What do we know so far?

When the Covid vaccines first rolled out, the early data demonstrated that they were over 90% effective at preventing severe disease and death, but we had no idea how long that protection would last. There was early concern that individuals with compromised immune systems would not respond as well to the vaccines. Consequently, there is already a recommendation for them to receive a third dose at least 28 days after the second one.

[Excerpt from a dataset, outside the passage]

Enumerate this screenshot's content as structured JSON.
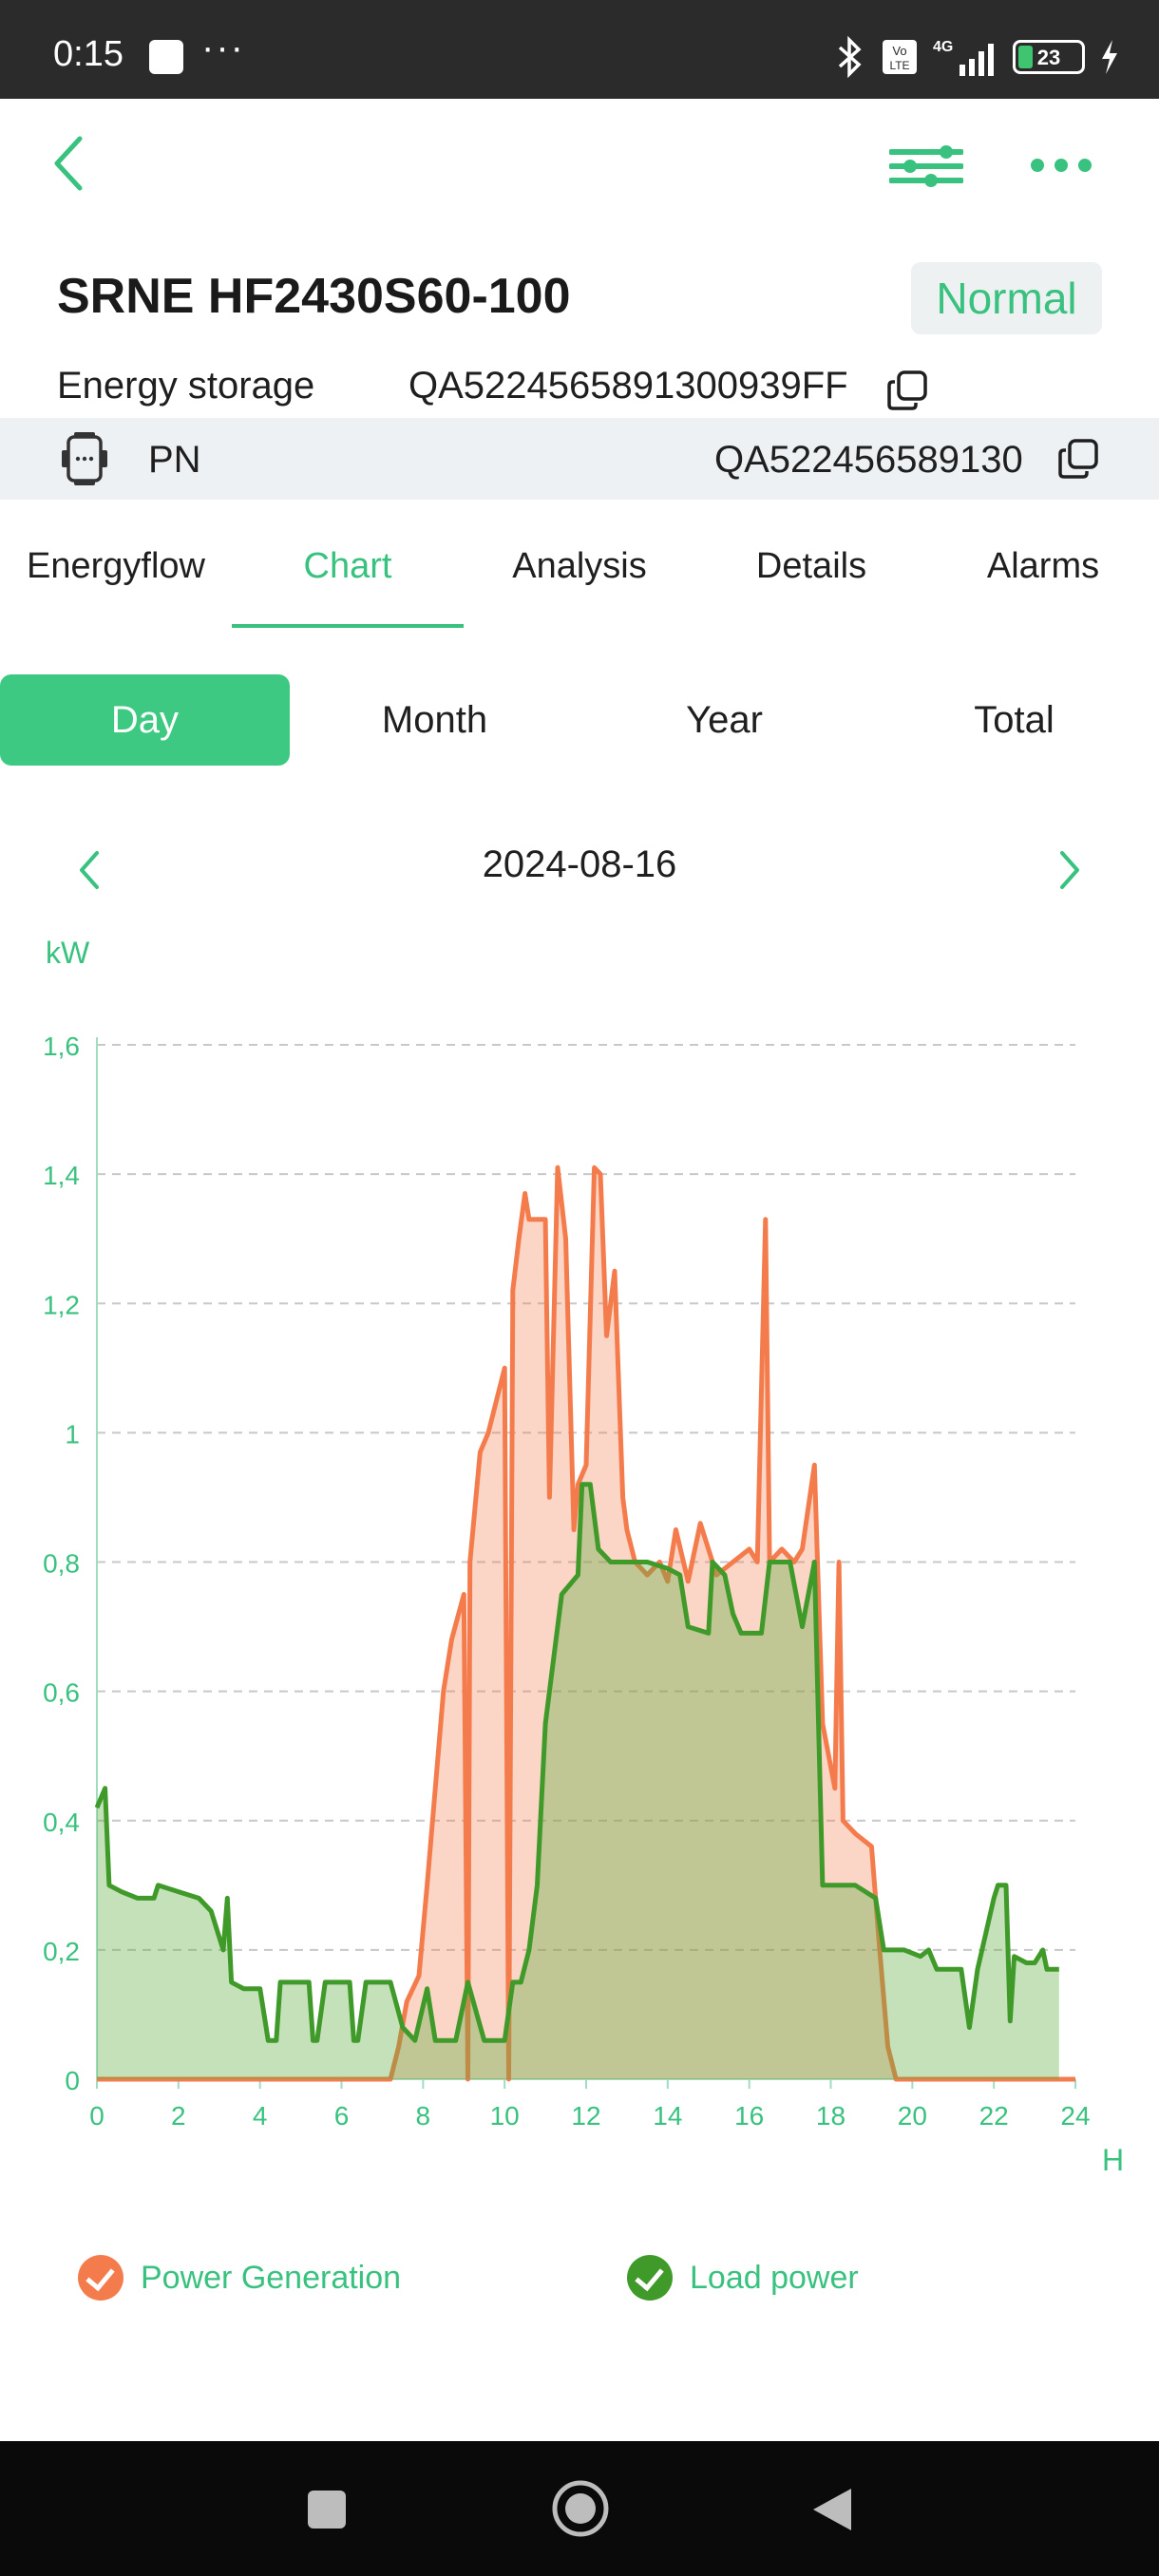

For everyone else, as Covid continues to circulate around the world and the new highly contagious delta variant tears through the population as fast as the wildfires engulf northern California, we are seeing increasing “breakthrough” infections in those who were fully vaccinated. However, recent data from the CDC comparing two periods of time in 2021 (April 4-June 19 versus June 20-July 17)  indicate that although there have been increasing rates of Covid infection in the vaccinated group over time, protection against severe disease and death has declined only slightly. The decline was greater in those 65 years and older.  ICUs across the U.S. continue to be filled mostly with the unvaccinated. The CDC data only goes through July 2021, so it may not be the full picture of where we are headed. Recent data from Israel show declining protection against disease and severe disease (especially in those greater than 60 years old) six months after receiving the second Pfizer vaccine. Could the Israeli experience be a harbinger for what will happen in the US? Possibly, but we won’t know until we have more time to gather more data.

Who makes the decision on boosters?

Despite the White House’s recently announced intention to give people a Covid booster eight months after the primary series, neither the White House nor another country’s policies, a single scientific paper, or your favorite social media blogger determine when a booster is needed. The way the process works is that the company product sponsor has to collect the “real world” data and present it to the FDA, where scientists and regulators pour over it. The FDA has the regulatory authority to make the final decision on whether a particular vaccine has demonstrated safety and efficacy for it to be given as a booster. It is a very deliberate process, and it needs to be, because it impacts peoples’ health. FDA advisory committees are an important part of the process. The September 17th advisory committee considered multiple sources of data, including from the company (in this case, Pfizer). The committee’s determinations may have answered some questions, but they still may have left many confused. We are seeing scientific debate now in sharper focus than usual, because the stakes are high with the ongoing pandemic. However, disagreement among scientists is common and it is a healthy part of the scientific process.

Will you need a booster?

So, should you get a booster now? If you can envision a staircase, consider the top of the stairs as the highest risk for severe disease. Each step, then, adds a risk factor for more severe disease, for example, age over 65 might be one step, immunocompromising illness might be another step or more. If you have a job that puts you at greater risk of interacting with sick people (for example, a healthcare provider, first responder, nursing home aid, teacher), that could be another step. Another might be a longer duration since your second vaccine dose. When you add up all your risk factors, the higher you find yourself on the staircase, the more reasonable it is for you to get a booster.

Keep in mind that if you have been fully vaccinated, your immunity isn’t like a light switch – on one moment and off the next. If it is going to decline, it does so gradually over time. It would be nice if we had a crystal ball to know what the data in three or six months will show, but we don’t have that. People want answers quickly, but science doesn’t move at the speed of social media. It never will – and that is a good thing.